Neydi Hollanda maçında alınması ve altı çizilmesi gereken ders; Sahada görev alan isimler. Selçuk nasıl yedek bekler (miş). Kadro ve oyuncu değişikliği ile eleştirilen Avcı özetle ‘taktik’ gereği olduğunu ifade etti ve ekledi; Takımızın Dünya’da yenemeyeceği bir takım yoktur.
Altı çizilecek doğru bir yaklaşım… Biz Türk insanı olarak bu doğruluğu her zaman kendimize birinci derecede hedef seçtik, ama uygulamaya geldiğimizde biraz ‘ağırdan’ aldığımız için ‘treni’ kaçırdığımız çok olmuştu. O nedenle zaman artık, büyük düşünmenin yanı sıra büyük işlerle başarma zamanı.
Her defasında ifade edilir ya; Teknik adamın ilk maçları ve kadronun oturması zaman ister. Teknik direktör Abdullah Avcı için bu zamanın artık ‘bugün’ hayata geçirilecek bir dilim içinde olması gerektiğine inanıyorum. İnanın yarın için çok geç olabilir. Şartlar ne olursa olsun. Bu milli takım Dünya Kupasına gitmeli.
 Oyuncu seçiminden sahaya sürülen isimlere kadar Avcı ile birlikte yeni bir süreç başlamış oldu. Bu sadece ülkemizden değil Dünyanın dört bir yanından futbolcu da artık ay-yıldızlı ‘formayı’ giyebiliyor. Bu şu anlama geliyor milli takım yerli ve gurbetçi tüm vatandaşlarımıza açık.
Burada hemen ‘somut’ bir örnek aklıma geldi. Almanya’da 5 milyon Türk yaşıyor ve aynı ülkenin Genç takımı Avrupa Şampiyonu oluyor ve kadroda 6-7 isim bizim vatandaşımız. Hollanda maçını 20 bini aşkın seyirci izliyor... Almanya Futbol Federasyonu Türk takımlarının ülkelerinde ‘hazırlık’ maçları yapmasına izin vermiyor. Çünkü her atılan golden sonra, tribünler ‘çılgına’ dönüyor, sevinç sahanın içine taşıyor ve maç sık sık kesilmek zorunda kalıyor.

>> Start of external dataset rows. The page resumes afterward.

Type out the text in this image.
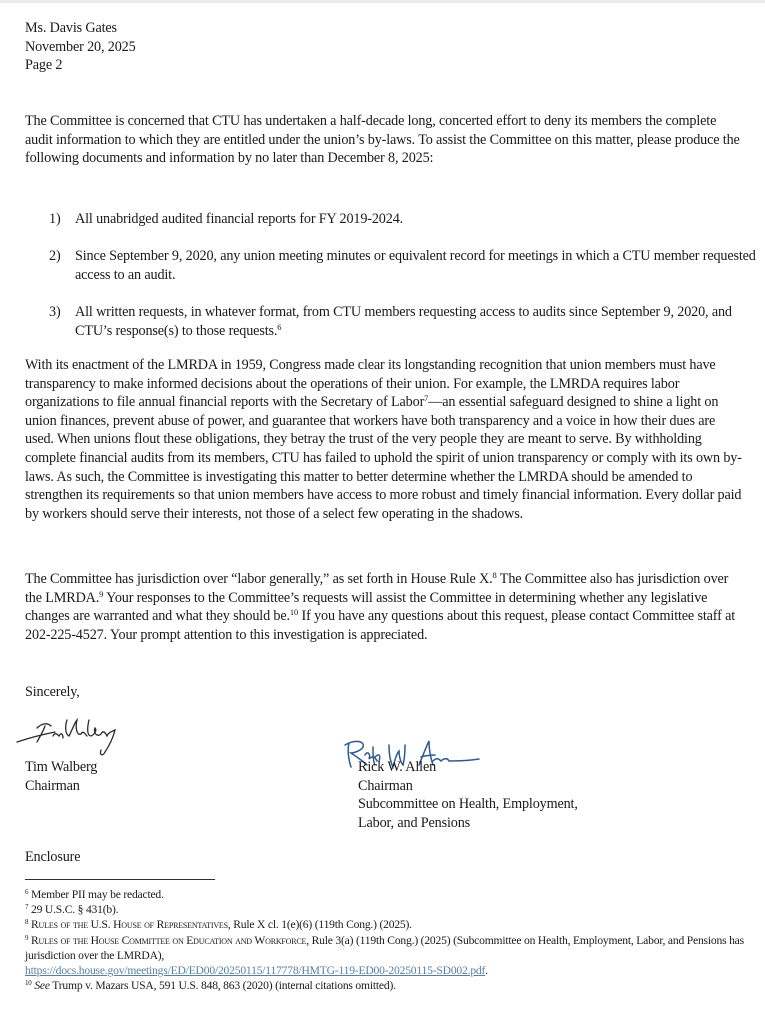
Ms. Davis Gates
November 20, 2025
Page 2
The Committee is concerned that CTU has undertaken a half-decade long, concerted effort to deny its members the complete audit information to which they are entitled under the union’s by-laws. To assist the Committee on this matter, please produce the following documents and information by no later than December 8, 2025:
1) All unabridged audited financial reports for FY 2019-2024.
2) Since September 9, 2020, any union meeting minutes or equivalent record for meetings in which a CTU member requested access to an audit.
3) All written requests, in whatever format, from CTU members requesting access to audits since September 9, 2020, and CTU’s response(s) to those requests.$^6$
With its enactment of the LMRDA in 1959, Congress made clear its longstanding recognition that union members must have transparency to make informed decisions about the operations of their union. For example, the LMRDA requires labor organizations to file annual financial reports with the Secretary of Labor$^7$—an essential safeguard designed to shine a light on union finances, prevent abuse of power, and guarantee that workers have both transparency and a voice in how their dues are used. When unions flout these obligations, they betray the trust of the very people they are meant to serve. By withholding complete financial audits from its members, CTU has failed to uphold the spirit of union transparency or comply with its own by-laws. As such, the Committee is investigating this matter to better determine whether the LMRDA should be amended to strengthen its requirements so that union members have access to more robust and timely financial information. Every dollar paid by workers should serve their interests, not those of a select few operating in the shadows.
The Committee has jurisdiction over “labor generally,” as set forth in House Rule X.$^8$ The Committee also has jurisdiction over the LMRDA.$^9$ Your responses to the Committee’s requests will assist the Committee in determining whether any legislative changes are warranted and what they should be.$^{10}$ If you have any questions about this request, please contact Committee staff at 202-225-4527. Your prompt attention to this investigation is appreciated.
Sincerely,
Tim Walberg
Chairman
Rick W. Allen
Chairman
Subcommittee on Health, Employment,
Labor, and Pensions
Enclosure
$^6$ Member PII may be redacted.
$^7$ 29 U.S.C. § 431(b).
$^8$ Rules of the U.S. House of Representatives, Rule X cl. 1(e)(6) (119th Cong.) (2025).
$^9$ Rules of the House Committee on Education and Workforce, Rule 3(a) (119th Cong.) (2025) (Subcommittee on Health, Employment, Labor, and Pensions has jurisdiction over the LMRDA),
https://docs.house.gov/meetings/ED/ED00/20250115/117778/HMTG-119-ED00-20250115-SD002.pdf.
$^{10}$ See Trump v. Mazars USA, 591 U.S. 848, 863 (2020) (internal citations omitted).
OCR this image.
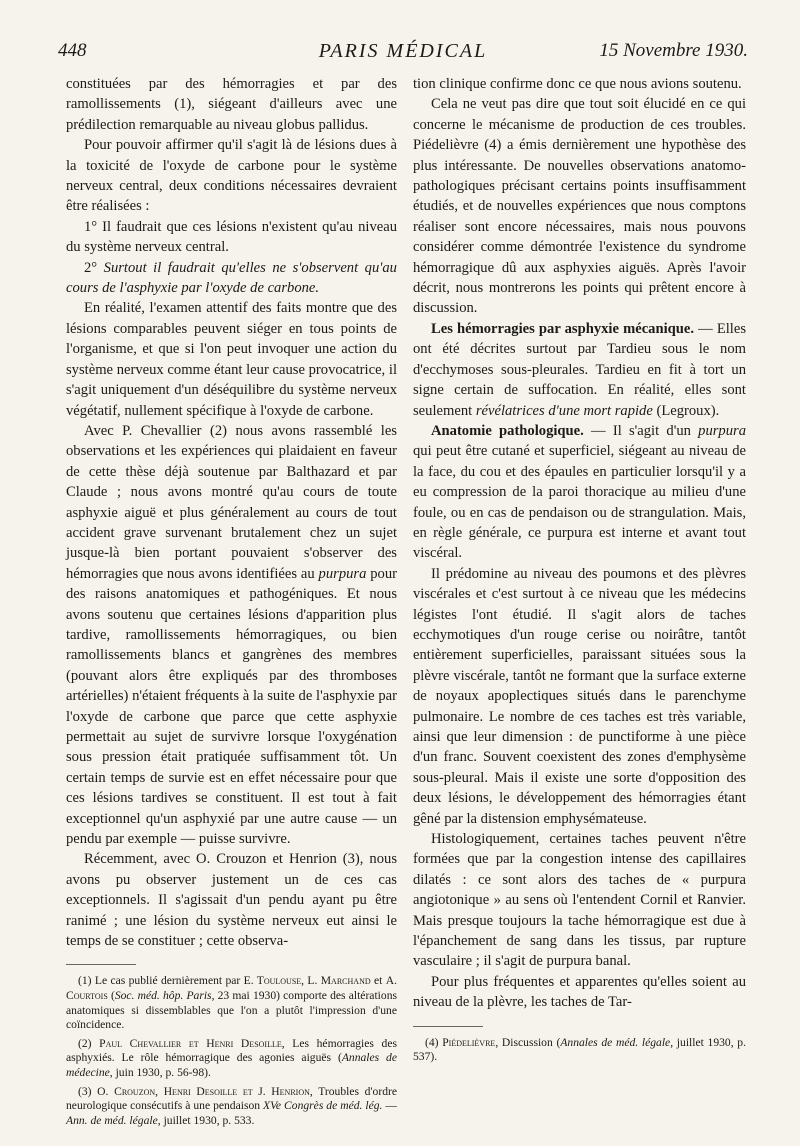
448	PARIS MÉDICAL	15 Novembre 1930.

constituées par des hémorragies et par des ramollissements (1), siégeant d'ailleurs avec une prédilection remarquable au niveau globus pallidus.

Pour pouvoir affirmer qu'il s'agit là de lésions dues à la toxicité de l'oxyde de carbone pour le système nerveux central, deux conditions nécessaires devraient être réalisées :

1° Il faudrait que ces lésions n'existent qu'au niveau du système nerveux central.

2° Surtout il faudrait qu'elles ne s'observent qu'au cours de l'asphyxie par l'oxyde de carbone.

En réalité, l'examen attentif des faits montre que des lésions comparables peuvent siéger en tous points de l'organisme, et que si l'on peut invoquer une action du système nerveux comme étant leur cause provocatrice, il s'agit uniquement d'un déséquilibre du système nerveux végétatif, nullement spécifique à l'oxyde de carbone.

Avec P. Chevallier (2) nous avons rassemblé les observations et les expériences qui plaidaient en faveur de cette thèse déjà soutenue par Balthazard et par Claude ; nous avons montré qu'au cours de toute asphyxie aiguë et plus généralement au cours de tout accident grave survenant brutalement chez un sujet jusque-là bien portant pouvaient s'observer des hémorragies que nous avons identifiées au purpura pour des raisons anatomiques et pathogéniques. Et nous avons soutenu que certaines lésions d'apparition plus tardive, ramollissements hémorragiques, ou bien ramollissements blancs et gangrènes des membres (pouvant alors être expliqués par des thromboses artérielles) n'étaient fréquents à la suite de l'asphyxie par l'oxyde de carbone que parce que cette asphyxie permettait au sujet de survivre lorsque l'oxygénation sous pression était pratiquée suffisamment tôt. Un certain temps de survie est en effet nécessaire pour que ces lésions tardives se constituent. Il est tout à fait exceptionnel qu'un asphyxié par une autre cause — un pendu par exemple — puisse survivre.

Récemment, avec O. Crouzon et Henrion (3), nous avons pu observer justement un de ces cas exceptionnels. Il s'agissait d'un pendu ayant pu être ranimé ; une lésion du système nerveux eut ainsi le temps de se constituer ; cette observa-

(1) Le cas publié dernièrement par E. Toulouse, L. Marchand et A. Courtois (Soc. méd. hôp. Paris, 23 mai 1930) comporte des altérations anatomiques si dissemblables que l'on a plutôt l'impression d'une coïncidence.

(2) Paul Chevallier et Henri Desoille, Les hémorragies des asphyxiés. Le rôle hémorragique des agonies aiguës (Annales de médecine, juin 1930, p. 56-98).

(3) O. Crouzon, Henri Desoille et J. Henrion, Troubles d'ordre neurologique consécutifs à une pendaison XVe Congrès de méd. lég. — Ann. de méd. légale, juillet 1930, p. 533.

tion clinique confirme donc ce que nous avions soutenu.

Cela ne veut pas dire que tout soit élucidé en ce qui concerne le mécanisme de production de ces troubles. Piédelièvre (4) a émis dernièrement une hypothèse des plus intéressante. De nouvelles observations anatomo-pathologiques précisant certains points insuffisamment étudiés, et de nouvelles expériences que nous comptons réaliser sont encore nécessaires, mais nous pouvons considérer comme démontrée l'existence du syndrome hémorragique dû aux asphyxies aiguës. Après l'avoir décrit, nous montrerons les points qui prêtent encore à discussion.

Les hémorragies par asphyxie mécanique. — Elles ont été décrites surtout par Tardieu sous le nom d'ecchymoses sous-pleurales. Tardieu en fit à tort un signe certain de suffocation. En réalité, elles sont seulement révélatrices d'une mort rapide (Legroux).

Anatomie pathologique. — Il s'agit d'un purpura qui peut être cutané et superficiel, siégeant au niveau de la face, du cou et des épaules en particulier lorsqu'il y a eu compression de la paroi thoracique au milieu d'une foule, ou en cas de pendaison ou de strangulation. Mais, en règle générale, ce purpura est interne et avant tout viscéral.

Il prédomine au niveau des poumons et des plèvres viscérales et c'est surtout à ce niveau que les médecins légistes l'ont étudié. Il s'agit alors de taches ecchymotiques d'un rouge cerise ou noirâtre, tantôt entièrement superficielles, paraissant situées sous la plèvre viscérale, tantôt ne formant que la surface externe de noyaux apoplectiques situés dans le parenchyme pulmonaire. Le nombre de ces taches est très variable, ainsi que leur dimension : de punctiforme à une pièce d'un franc. Souvent coexistent des zones d'emphysème sous-pleural. Mais il existe une sorte d'opposition des deux lésions, le développement des hémorragies étant gêné par la distension emphysémateuse.

Histologiquement, certaines taches peuvent n'être formées que par la congestion intense des capillaires dilatés : ce sont alors des taches de « purpura angiotonique » au sens où l'entendent Cornil et Ranvier. Mais presque toujours la tache hémorragique est due à l'épanchement de sang dans les tissus, par rupture vasculaire ; il s'agit de purpura banal.

Pour plus fréquentes et apparentes qu'elles soient au niveau de la plèvre, les taches de Tar-

(4) Piédelièvre, Discussion (Annales de méd. légale, juillet 1930, p. 537).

Tüm bunları niçin açıklama gereği duyduk (!) Milli takım sadece ülkemizde değil, yurt dışında da en sevilen ve sayılan bir ‘kimliğe’ bürünmüş durumda.
Her gurbetçi vatandaşımızın yetenekli çocuklarına nasıl Avrupa’ya yıldız transfer adı altında ‘transfer’ teklifleri yağıyor ise, o yıldızların parlayacağı yerin yansıması milli takımız da olacaktır.
Bugünkü  mevcut durum yarın için ‘iyinin’ de habercisi. Milli takımın şu anki kadrosunda Fenerbahçe ve Galatasaray takımından toplam 13 oyuncu var. Ve ligimizin kalitesi ortada. Ülke futbolunun yetiştirdiği en iyi isimler kadroda yer alırken, yurt dışında ki Türk oyuncularında kadroya katılımıyla birlikte,  yetenek‘harmanlama’ başarıyı da beraberinde getirecek.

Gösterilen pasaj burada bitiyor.